The Brazilian miner Vale and Shandong Shipping Corporation have concluded a charter agreement for new Guaibamax grade vessels, powered by ethanol, with first unit to be delivered in 2029.
According to Vale, the agreement is an unprecedented milestone for global iron ore transportation, as it is the first time in maritime industry that ethanol will be adopted as the primary fuel on a transoceanic vessel.
With the potential to reduce carbon emissions by approximately 90 percent, compared with the usual heavy fuel oil, the initiative reinforces Vale's commitment to reducing its carbon emissions in the value chain and promoting decarbonization in the maritime sector, in line with ongoing discussions at the International Maritime Organization (IMO).
The agreement between Vale and Shandong includes 25-year contracts for the construction of two ships, with an option for more vessels.
The adoption of these second-generation Guaibamax vessels, which are 340 meters long and have a capacity of 325,000 metric tons, is part of Vale’s multi-fuel strategy.
In addition to ethanol, these vessels will be able to use methanol and heavy oil, while the design also allows for conversion to liquefied natural gas (LNG) or ammonia.
Considering the complete fuel cycle from well to propeller (well-to-wake), so-called “second generation ethanol” can represent a reduction of approximately 90% in carbon emissions compared with heavy oil.

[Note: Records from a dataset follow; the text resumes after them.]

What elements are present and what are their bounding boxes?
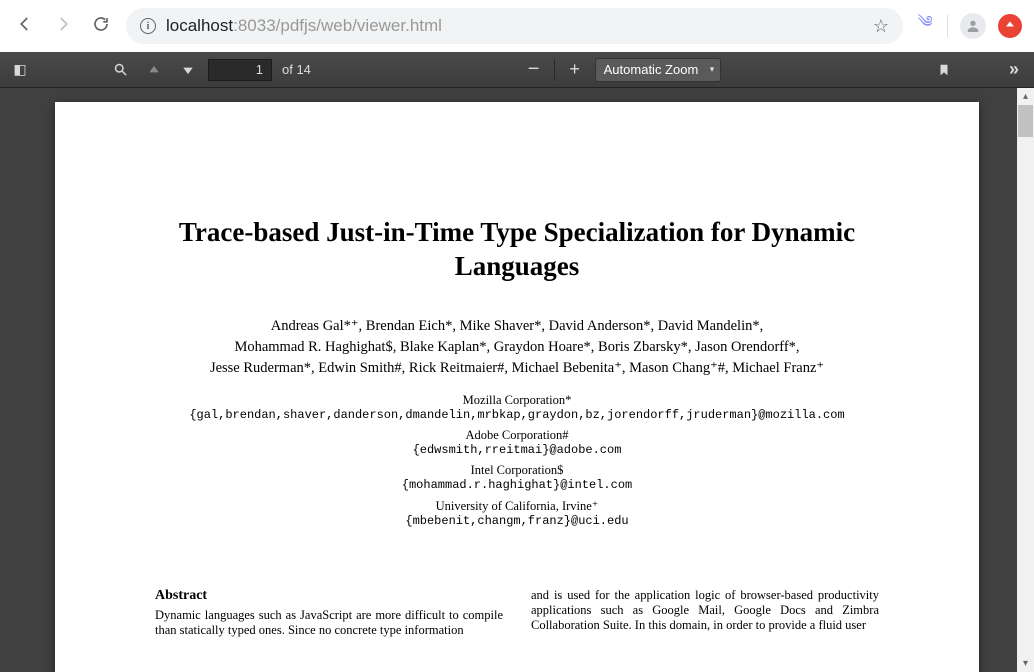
zoom-out-button[interactable]: − xyxy=(520,56,548,84)
zoom-select-label: Automatic Zoom xyxy=(604,62,699,77)
bookmark-star-icon[interactable]: ☆ xyxy=(873,16,889,37)
vertical-scrollbar[interactable]: ▴ ▾ xyxy=(1017,88,1034,672)
paper-title: Trace-based Just-in-Time Type Specializa… xyxy=(155,216,879,284)
scroll-thumb[interactable] xyxy=(1018,105,1033,137)
sidebar-toggle-button[interactable]: ◧ xyxy=(6,56,34,84)
back-button[interactable] xyxy=(12,15,38,38)
notification-badge-icon[interactable] xyxy=(998,14,1022,38)
affiliation-block: Intel Corporation$ {mohammad.r.haghighat… xyxy=(155,463,879,492)
next-page-button[interactable] xyxy=(174,56,202,84)
authors-line: Mohammad R. Haghighat$, Blake Kaplan*, G… xyxy=(155,337,879,358)
more-tools-button[interactable]: » xyxy=(1000,56,1028,84)
pdf-toolbar: ◧ of 14 − + Automatic Zoom » xyxy=(0,52,1034,88)
intro-text: and is used for the application logic of… xyxy=(531,588,879,633)
zoom-in-button[interactable]: + xyxy=(561,56,589,84)
forward-button[interactable] xyxy=(50,15,76,38)
affiliation-name: Mozilla Corporation* xyxy=(155,393,879,408)
affiliation-name: University of California, Irvine⁺ xyxy=(155,498,879,514)
bookmark-button[interactable] xyxy=(930,56,958,84)
body-columns: Abstract Dynamic languages such as JavaS… xyxy=(155,588,879,638)
affiliation-email: {edwsmith,rreitmai}@adobe.com xyxy=(155,443,879,457)
authors-line: Jesse Ruderman*, Edwin Smith#, Rick Reit… xyxy=(155,358,879,379)
extension-icon[interactable]: ༄ xyxy=(915,4,935,49)
pdf-viewport: Trace-based Just-in-Time Type Specializa… xyxy=(0,88,1034,672)
url-text: localhost:8033/pdfjs/web/viewer.html xyxy=(166,16,863,36)
authors-line: Andreas Gal*⁺, Brendan Eich*, Mike Shave… xyxy=(155,316,879,337)
affiliation-block: Mozilla Corporation* {gal,brendan,shaver… xyxy=(155,393,879,422)
affiliation-email: {gal,brendan,shaver,danderson,dmandelin,… xyxy=(155,408,879,422)
reload-button[interactable] xyxy=(88,15,114,38)
browser-toolbar: i localhost:8033/pdfjs/web/viewer.html ☆… xyxy=(0,0,1034,52)
scroll-up-icon[interactable]: ▴ xyxy=(1017,88,1034,105)
abstract-text: Dynamic languages such as JavaScript are… xyxy=(155,608,503,638)
zoom-divider xyxy=(554,59,555,81)
right-column: and is used for the application logic of… xyxy=(531,588,879,638)
prev-page-button[interactable] xyxy=(140,56,168,84)
page-count-label: of 14 xyxy=(282,62,311,77)
site-info-icon[interactable]: i xyxy=(140,18,156,34)
find-button[interactable] xyxy=(106,56,134,84)
affiliation-block: Adobe Corporation# {edwsmith,rreitmai}@a… xyxy=(155,428,879,457)
author-list: Andreas Gal*⁺, Brendan Eich*, Mike Shave… xyxy=(155,316,879,379)
affiliation-name: Adobe Corporation# xyxy=(155,428,879,443)
profile-avatar-icon[interactable] xyxy=(960,13,986,39)
affiliation-name: Intel Corporation$ xyxy=(155,463,879,478)
page-number-input[interactable] xyxy=(208,59,272,81)
address-bar[interactable]: i localhost:8033/pdfjs/web/viewer.html ☆ xyxy=(126,8,903,44)
pdf-page: Trace-based Just-in-Time Type Specializa… xyxy=(55,102,979,672)
toolbar-divider xyxy=(947,15,948,37)
left-column: Abstract Dynamic languages such as JavaS… xyxy=(155,588,503,638)
scroll-down-icon[interactable]: ▾ xyxy=(1017,655,1034,672)
zoom-select[interactable]: Automatic Zoom xyxy=(595,58,722,82)
affiliation-email: {mbebenit,changm,franz}@uci.edu xyxy=(155,514,879,528)
affiliation-block: University of California, Irvine⁺ {mbebe… xyxy=(155,498,879,528)
affiliation-email: {mohammad.r.haghighat}@intel.com xyxy=(155,478,879,492)
abstract-heading: Abstract xyxy=(155,588,503,604)
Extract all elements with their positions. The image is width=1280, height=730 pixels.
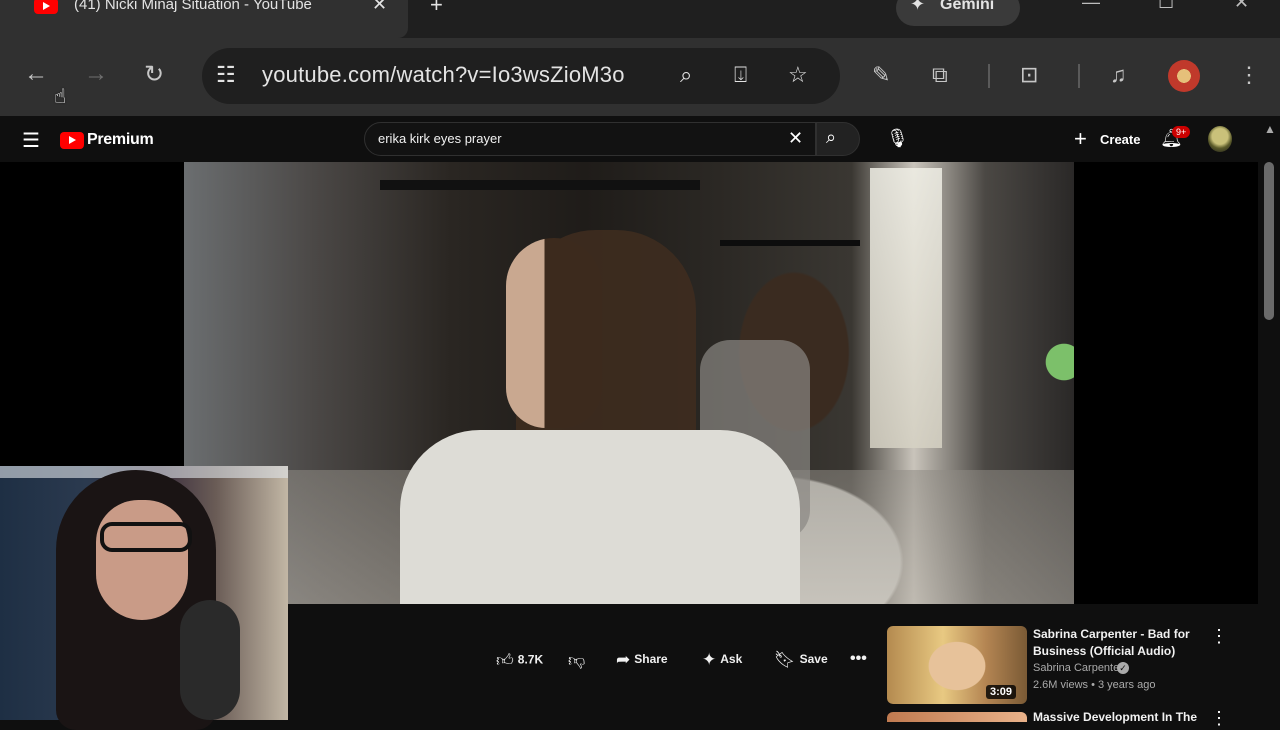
bookmark-star-icon[interactable]: ☆ [788, 62, 808, 88]
search-button[interactable] [816, 122, 860, 156]
more-actions-icon[interactable]: ••• [850, 650, 867, 676]
share-label: Share [634, 652, 668, 667]
ask-icon: ✦ [702, 650, 717, 669]
minimize-icon[interactable]: — [1082, 0, 1100, 13]
url-text[interactable]: youtube.com/watch?v=Io3wsZioM3o [262, 62, 625, 88]
browser-menu-icon[interactable]: ⋮ [1238, 62, 1260, 88]
gemini-sparkle-icon: ✦ [910, 0, 926, 14]
recommendation-thumbnail[interactable] [887, 712, 1027, 722]
maximize-icon[interactable]: ☐ [1158, 0, 1174, 13]
save-icon: 🔖︎ [774, 650, 796, 669]
menu-icon[interactable]: ☰ [22, 128, 40, 153]
share-icon: ➦ [616, 650, 631, 669]
plus-icon: + [1074, 126, 1087, 151]
dislike-icon: 👎︎ [568, 651, 586, 670]
video-scene-shelf [720, 240, 860, 246]
video-duration: 3:09 [986, 685, 1017, 699]
zoom-icon[interactable]: ⌕ [680, 62, 692, 88]
tab-title: (41) Nicki Minaj Situation - YouTube [74, 0, 312, 13]
mic-icon[interactable]: 🎙︎ [886, 128, 909, 149]
browser-profile-avatar[interactable] [1168, 60, 1200, 92]
scrollbar-thumb[interactable] [1264, 162, 1274, 320]
tab-close-icon[interactable]: ✕ [372, 0, 387, 15]
verified-check-icon: ✓ [1117, 662, 1129, 674]
recommendation-title[interactable]: Massive Development In The [1033, 710, 1197, 724]
scroll-up-arrow-icon[interactable]: ▲ [1264, 122, 1276, 136]
create-label: Create [1100, 132, 1141, 147]
video-scene-person-shirt [400, 430, 800, 604]
new-tab-button[interactable]: + [430, 0, 443, 18]
like-count: 8.7K [517, 652, 544, 667]
window-close-icon[interactable]: ✕ [1234, 0, 1249, 13]
tab-search-icon[interactable]: ⊡ [1020, 62, 1038, 88]
save-label: Save [799, 652, 828, 667]
ask-button[interactable]: ✦ Ask [702, 650, 742, 676]
video-scene-person-face [506, 238, 602, 428]
back-icon[interactable]: ← [24, 60, 48, 88]
webcam-person-glasses [100, 522, 192, 552]
gemini-label: Gemini [940, 0, 995, 13]
more-icon[interactable]: ⋮ [1210, 626, 1228, 647]
webcam-person-face [96, 500, 188, 620]
notes-extension-icon[interactable]: ✎ [872, 62, 890, 88]
recommendation-title[interactable]: Sabrina Carpenter - Bad for Business (Of… [1033, 626, 1205, 660]
like-button[interactable]: 👍︎ 8.7K [496, 650, 543, 676]
video-scene-shelf [380, 180, 700, 190]
ask-label: Ask [720, 652, 743, 667]
forward-icon[interactable]: → [84, 60, 108, 88]
more-icon[interactable]: ⋮ [1210, 708, 1228, 729]
youtube-favicon-icon [34, 0, 58, 14]
hand-cursor-icon: ☝︎ [54, 86, 67, 108]
save-button[interactable]: 🔖︎ Save [774, 650, 828, 676]
recommendation-meta: 2.6M views • 3 years ago [1033, 679, 1156, 691]
search-icon[interactable]: ⌕ [826, 127, 836, 148]
toolbar-divider [988, 64, 990, 88]
like-icon: 👍︎ [496, 651, 514, 670]
reload-icon[interactable]: ↻ [144, 60, 164, 89]
youtube-logo-icon[interactable] [60, 132, 84, 149]
clear-search-icon[interactable]: ✕ [788, 128, 803, 149]
extensions-icon[interactable]: ⧉ [932, 62, 948, 88]
notification-badge: 9+ [1172, 126, 1191, 138]
share-button[interactable]: ➦ Share [616, 650, 668, 676]
dislike-button[interactable]: 👎︎ [568, 650, 589, 676]
youtube-premium-label[interactable]: Premium [87, 131, 154, 149]
toolbar-divider [1078, 64, 1080, 88]
search-query[interactable]: erika kirk eyes prayer [378, 131, 502, 146]
media-controls-icon[interactable]: ♫ [1110, 62, 1127, 88]
recommendation-channel[interactable]: Sabrina Carpenter [1033, 662, 1123, 674]
webcam-microphone [180, 600, 240, 720]
install-icon[interactable]: ⍗ [734, 62, 747, 88]
site-settings-icon[interactable]: ☷ [216, 62, 236, 88]
user-avatar[interactable] [1208, 126, 1232, 152]
video-scene-fridge [870, 168, 942, 448]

In addition to maritime transportation, Vale's adoption of ethanol in logistics includes tests in trucks during operations and in locomotives on the Vitória-Minas Railway (EFVM).
Since 2020, Vale has invested approximately $1.4 billion to reduce its Scope 1, 2, and 3 emissions. The company has committed to reducing Scope 3 emissions by 15 percent by 2035, related to the value chain, which includes most emissions from maritime transportation, depending on the type of contract.